Hyaluronic acid (HA) is a non-sulphated glycosaminoglycan. It is a natural polymer characterised by a coiled linear chain in particularly well-hydrated configuration composed of repeating disaccaride units. In mammals, its molecular weight can be extremely wide, ranging from 20 to 4,000 kDa. High molecular mass forms are provided with anti-inflammatory properties. A unique characteristic of HA is hydration (up to 6,000 molecules water/molecule of HA) with a major role in the regulation of fluid balance in the interstitium, a fundamental activity on the amorphous colloidal matrix gluing connective cell and fibers, and many other biological functions including lubrication, solute transport and microcirculatory exchange. HA has been widely used in the treatment of eye, ear, joint and skin disorders; in the last 15 years HA has been also proposed successfully in the treatment of a number of lung diseases in vitro, experimental animals and humans.
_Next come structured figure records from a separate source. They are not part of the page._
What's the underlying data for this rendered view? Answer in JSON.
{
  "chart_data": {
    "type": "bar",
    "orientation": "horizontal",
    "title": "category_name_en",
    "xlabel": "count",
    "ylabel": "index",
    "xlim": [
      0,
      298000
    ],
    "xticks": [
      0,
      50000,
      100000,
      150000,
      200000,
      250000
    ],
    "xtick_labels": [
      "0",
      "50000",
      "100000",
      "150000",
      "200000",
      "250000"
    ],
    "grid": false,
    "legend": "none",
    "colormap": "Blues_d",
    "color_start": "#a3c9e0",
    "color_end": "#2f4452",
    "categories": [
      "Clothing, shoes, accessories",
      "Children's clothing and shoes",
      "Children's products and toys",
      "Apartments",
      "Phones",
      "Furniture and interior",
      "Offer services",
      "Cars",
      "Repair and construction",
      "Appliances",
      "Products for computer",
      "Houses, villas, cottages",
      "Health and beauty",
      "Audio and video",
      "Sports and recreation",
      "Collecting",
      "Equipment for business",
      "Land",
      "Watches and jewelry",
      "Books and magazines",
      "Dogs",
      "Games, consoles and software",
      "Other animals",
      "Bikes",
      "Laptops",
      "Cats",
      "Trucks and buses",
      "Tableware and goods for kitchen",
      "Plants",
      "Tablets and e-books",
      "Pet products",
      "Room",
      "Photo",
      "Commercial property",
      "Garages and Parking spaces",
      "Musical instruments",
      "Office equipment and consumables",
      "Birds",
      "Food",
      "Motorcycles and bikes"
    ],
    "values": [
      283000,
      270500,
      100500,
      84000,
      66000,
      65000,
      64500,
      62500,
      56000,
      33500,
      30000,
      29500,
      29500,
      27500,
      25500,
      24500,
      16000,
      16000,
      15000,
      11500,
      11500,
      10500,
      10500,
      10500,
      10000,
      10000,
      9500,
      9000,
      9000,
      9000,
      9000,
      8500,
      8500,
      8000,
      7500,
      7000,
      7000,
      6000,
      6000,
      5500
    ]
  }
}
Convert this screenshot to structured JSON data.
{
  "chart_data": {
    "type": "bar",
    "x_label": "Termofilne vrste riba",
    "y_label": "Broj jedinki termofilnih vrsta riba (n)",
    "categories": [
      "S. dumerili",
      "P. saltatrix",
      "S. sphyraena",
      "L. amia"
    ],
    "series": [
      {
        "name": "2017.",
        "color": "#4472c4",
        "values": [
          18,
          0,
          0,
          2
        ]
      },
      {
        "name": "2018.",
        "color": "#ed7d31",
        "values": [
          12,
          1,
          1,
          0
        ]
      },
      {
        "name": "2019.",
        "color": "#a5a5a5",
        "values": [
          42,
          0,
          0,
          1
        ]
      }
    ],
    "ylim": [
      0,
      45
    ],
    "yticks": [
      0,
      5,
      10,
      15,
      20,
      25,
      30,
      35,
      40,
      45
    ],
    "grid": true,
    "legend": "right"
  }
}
In particular, inhaled HA at relatively high molecular weight has been proven to prevent bronchoconstiction induced in asthmatics by direct and indirect challenges such as inhalation of methacholine, inhalation of ultrasonically nebulised distilled water, muscular exercise. More recently, in patients affected by chronic obstructive pulmonary diseases, we have demonstrated that repeated administrations of inhaled HA (daily, for 8 weeks) induce significant increase in bronchial patency as well as progressive lung deflation with decrease of residual volume. In conclusion there are elements that can let us state that is perhaps time to change the focus to connective tissue and extracellular matrix substances such as HA, in order to prevent and treat chronic lung diseases.